Proposal (671) to South American Classification Committee


Change the scientific name of Chapada Flycatcher



         Historically, Suiriri consisted of two sets of taxa, white-bellied suiriri (Bolivia, Paraguay, northern Argentina, and Uruguay), and yellow-bellied affinis and bahiae (eastern Bolivia east across Brazil, south of Amazonia). These formerly were recognized as separate species, but now usually are lumped (as per SACC), following discovery of a zone of introgression in Paraguay.  In the background to many discussions in the literature on the classification of Suiriri were comments on a small number of specimens that did not match any of the known taxa (see Zimmer et al. 2001 and Kirwan et al. 2014 for a more complete survey of the history of the nomenclature of the genus).  As Traylor (1982) noted, the characters of these specimens "ordinarily ... would be strong evidence that we have two sibling species", but that "without field studies of the various taxa, it is useless to speculate".


         Zimmer et al. (2001) provided the field studies that Traylor had called for, documenting that two taxa of yellow-bellied Suiriri were broadly sympatric, and locally syntopic.  These two taxa differed in morphology (especially bill length), plumage (especially in tail pattern), in vocalizations, and in behavior (with one taxon having a distinctive wing flapping display, lacking in the second taxon).  Zimmer et al. (2001) followed all earlier authors in assuming that the widespread member of this pair represented affinis; since the second member of this pair seemed to lack a name, they described it as a new species, Suiriri islerorum Chapada Flycatcher.


         More recently, Chapada Flycatcher has been documented at Lagoa Santa, Minas Gerais (Vasconcelos et al. 2006 and references therein).  The significance of the presence of Chapada Flycatcher at Lagoa Santa is that this is the type locality of affinis Burmeister 1856.  Kirwan et al. (2014) followed up on this point and reviewed the type series of affinis (syntypes), and they found that they all represented the same taxon as islerorum Zimmer et al. 2001.  Indeed, Burmeister's original description of affinis (in German) adequately delineates the diagnostic characters of this taxon. Thus, islerorum is a junior synonym of affinis, and the scientific name of Suiriri islerorum should be Suiriri affinis


         This also leaves the taxon traditionally named affinis without a name, for which Kirwan et al. proposed the name burmeisteri.


         SACC should revise the scientific name of Chapada Flycatcher to reflect the nomenclatural detective work of Kirwan et al.  A "Yes" vote on this proposal, then, is a vote to change the scientific name of Chapada Flycatcher from Suiriri islerorum to Suiriri affinis.




Kirwan, G.M., F.D. Steinheimer, M.A. Raposo, and K.J. Zimmer.  2014.  Nomenclatural corrections, neotype designation and new subspecies description in the genus Suiriri (Aves: Passeriformes: Tyrannidae).  Zootaxa 3784: 224-240.


Traylor, M.A., Jr.  1982.  Notes on tyrant flycatchers (Aves: Tyrannidae).

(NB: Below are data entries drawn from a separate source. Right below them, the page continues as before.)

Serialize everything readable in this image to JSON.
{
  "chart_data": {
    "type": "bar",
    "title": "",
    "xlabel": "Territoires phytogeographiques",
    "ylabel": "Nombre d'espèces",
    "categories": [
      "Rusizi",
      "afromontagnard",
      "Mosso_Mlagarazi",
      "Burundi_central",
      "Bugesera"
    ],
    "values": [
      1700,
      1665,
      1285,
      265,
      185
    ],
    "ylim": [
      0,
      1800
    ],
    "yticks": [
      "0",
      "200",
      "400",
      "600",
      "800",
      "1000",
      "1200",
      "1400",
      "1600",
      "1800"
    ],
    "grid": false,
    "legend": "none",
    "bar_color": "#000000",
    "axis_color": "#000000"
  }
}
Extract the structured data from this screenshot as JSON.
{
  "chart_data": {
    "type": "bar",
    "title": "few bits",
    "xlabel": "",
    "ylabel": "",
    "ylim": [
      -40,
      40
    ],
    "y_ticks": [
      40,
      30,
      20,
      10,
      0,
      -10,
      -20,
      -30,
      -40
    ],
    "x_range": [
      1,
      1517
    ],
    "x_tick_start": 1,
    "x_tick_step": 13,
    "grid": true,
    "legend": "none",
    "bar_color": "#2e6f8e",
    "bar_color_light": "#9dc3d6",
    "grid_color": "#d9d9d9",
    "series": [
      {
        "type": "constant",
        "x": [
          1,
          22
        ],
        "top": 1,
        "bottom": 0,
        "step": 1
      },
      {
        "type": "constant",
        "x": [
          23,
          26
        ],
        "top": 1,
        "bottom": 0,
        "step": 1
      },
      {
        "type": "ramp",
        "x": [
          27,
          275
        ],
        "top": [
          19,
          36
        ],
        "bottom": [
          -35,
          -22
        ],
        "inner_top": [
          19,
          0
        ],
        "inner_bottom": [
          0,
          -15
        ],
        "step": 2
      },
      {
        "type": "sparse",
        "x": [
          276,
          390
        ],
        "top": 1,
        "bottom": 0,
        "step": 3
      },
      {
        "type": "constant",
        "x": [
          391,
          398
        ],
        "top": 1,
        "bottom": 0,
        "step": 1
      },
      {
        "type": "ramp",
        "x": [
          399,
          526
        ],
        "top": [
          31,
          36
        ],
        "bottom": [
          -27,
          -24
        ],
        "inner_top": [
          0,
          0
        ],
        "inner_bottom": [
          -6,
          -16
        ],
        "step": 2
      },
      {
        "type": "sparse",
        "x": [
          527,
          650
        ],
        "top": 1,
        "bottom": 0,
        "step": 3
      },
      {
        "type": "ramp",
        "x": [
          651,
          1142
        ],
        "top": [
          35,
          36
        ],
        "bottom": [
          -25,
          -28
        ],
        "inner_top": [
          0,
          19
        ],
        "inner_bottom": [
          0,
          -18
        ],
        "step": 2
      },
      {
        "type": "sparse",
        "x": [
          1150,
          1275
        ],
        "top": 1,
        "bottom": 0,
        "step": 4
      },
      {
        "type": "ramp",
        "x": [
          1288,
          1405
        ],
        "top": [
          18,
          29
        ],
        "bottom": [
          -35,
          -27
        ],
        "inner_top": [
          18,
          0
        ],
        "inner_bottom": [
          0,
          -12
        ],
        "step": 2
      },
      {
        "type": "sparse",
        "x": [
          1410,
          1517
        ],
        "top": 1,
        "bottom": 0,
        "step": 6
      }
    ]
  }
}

Fieldiana: Zoology, new series 13: 1-22.


Vasconcelos, M.F. de, S. D'Angelo Neto, G.M. Kirwan, M.R. Bornschein, M.G. Diniz, and J.F. da Silva.  2006.  Important ornithological records from Minas Gerais state, Brazil.  Bulletin of the British Ornithologists’ Club 126: 212-238.


Zimmer, K.J., A. Whittaker, D.C. Oren.  2001.  A cryptic new species of flycatcher (Tyrannidae: Suiriri) from the Cerrado region of central South America. Auk 118: 56–78.



Tom Schulenberg

June 2015




Comments from Zimmer: “YES”.  Unfortunately, there is no getting around the fact that the entire type series of affinis is unambiguously referable to what we described as “islerorum”.  Amazing that none of the previous authors who had commented on a handful of “aberrant” specimens, and who were in agreement on the ways in which those specimens differed from “typical affinis” had ever actually examined the type series of affinis or Burmeister’s written description of the holotype.  The fact that the handful of recognized specimens (as of 2001) of the unusual phenotype clustered around Mato Grosso, far removed from the Minas Gerais type locality of affinis, further served to deflect us from considering that the name “affinis” could possibly apply to anything other than the widespread phenotype with which everyone seemed to be familiar.”


Comments from Stiles: “YES. This seems the only way to go – presumably a separate proposal will deal with the English name for affinis.


Comments from Pacheco: “YES.  In nomenclatural terms, a very interesting case, in my opinion, very well solved by Kirwan et al.  The participation of Kevin in the original description of islerorum and in this paper is in tune with the "Code of Ethics" of the ICZN.”